Özkök yazısına, “Mehmet Bey, Sayın Barlas; Sakın başlığa bakıp yine öfkelenmeyiniz. Konu, sizin sinirinizi bozan o malum sıvının (spermin) çıktığı organla ilgili değil. Yani, ‘sertleşme’ dediğim şey sizin sorununuz değil. Ortak bir arkadaşımızın sorunu... Duydunuz mu, Hasan Cemal’in sertleşme sorunu varmış” sözleriyle başladı ve şöyle devam etti:
“Daha dün, 1915 Ermeni olaylarına ‘Soykırım’ demekten bile korkmayan... 12 Eylül’de koskoca Evren Paşa’ya karşı sertleşmekten çekinmeyen, Cemal Paşa’nın cesur gazeteci torunu Hasan Cemal bugün neden sertleşemiyor? (../..)Bundan böyle yazı yazmaya başlamadan veya televizyona çıkmadan önce iki kadeh şarap içeceğim. Sertleşme sorunumu, Viagra yerine böyle bir maddeyle çözmeye çalışacağım.”
***
Mehmet Barlas, Özkök’ün bu sözlerine yanıt olarak aynen şunları yazdı:
“Sevgili meslektaşım Ertuğrul Özkök’ün bir nevi vicdan azabı olmuşum galiba. Ne zaman dilinin ucuna ‘sperm’ kelimesi gelse, benim uyarımı hatırlayıp hemen ağzını temizliyor. Özkök, Hasan Cemal’in Başbakan Erdoğan’ı eleştiren yazısını, ‘Yazı uzadı, burada kesiyorum. Çünkü uzadıkça sertleşiyorum...’ diyerek bitirmesinden yola çıkmış ve ‘Sertleşme’ üzerinde kendince çeşitlemeler yapmıştı.

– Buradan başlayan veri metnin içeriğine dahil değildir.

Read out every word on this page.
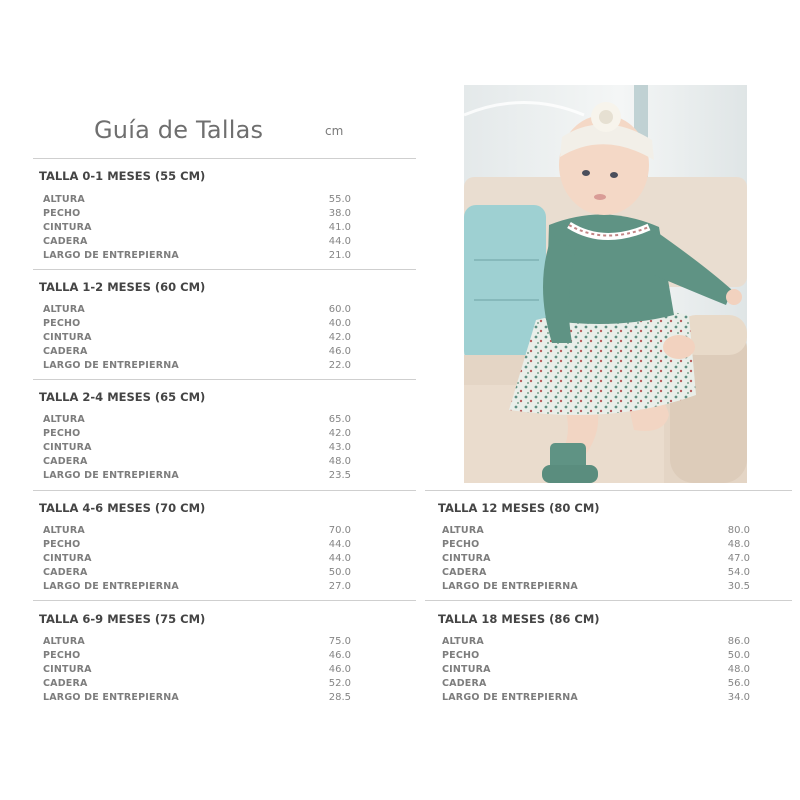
Guía de Tallas	cm
TALLA 0-1 MESES (55 CM)
ALTURA	55.0
PECHO	38.0
CINTURA	41.0
CADERA	44.0
LARGO DE ENTREPIERNA	21.0
TALLA 1-2 MESES (60 CM)
ALTURA	60.0
PECHO	40.0
CINTURA	42.0
CADERA	46.0
LARGO DE ENTREPIERNA	22.0
TALLA 2-4 MESES (65 CM)
ALTURA	65.0
PECHO	42.0
CINTURA	43.0
CADERA	48.0
LARGO DE ENTREPIERNA	23.5
TALLA 4-6 MESES (70 CM)
ALTURA	70.0
PECHO	44.0
CINTURA	44.0
CADERA	50.0
LARGO DE ENTREPIERNA	27.0
TALLA 6-9 MESES (75 CM)
ALTURA	75.0
PECHO	46.0
CINTURA	46.0
CADERA	52.0
LARGO DE ENTREPIERNA	28.5
TALLA 12 MESES (80 CM)
ALTURA	80.0
PECHO	48.0
CINTURA	47.0
CADERA	54.0
LARGO DE ENTREPIERNA	30.5
TALLA 18 MESES (86 CM)
ALTURA	86.0
PECHO	50.0
CINTURA	48.0
CADERA	56.0
LARGO DE ENTREPIERNA	34.0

Mesela şöyle cümleler kurmuştu:
‘1980’lerde gençtik... Sertleşme sorunumuz yoktu. Galiba yaş ilerledi, sertleşemiyoruz. Acı gerçek şu: Artık Viagra alma zamanımız geldi. Biraz vicdan Viagrası, biraz demokrasi viagrası alıp bu sertleşme sorununu aşmamız gerekiyor.’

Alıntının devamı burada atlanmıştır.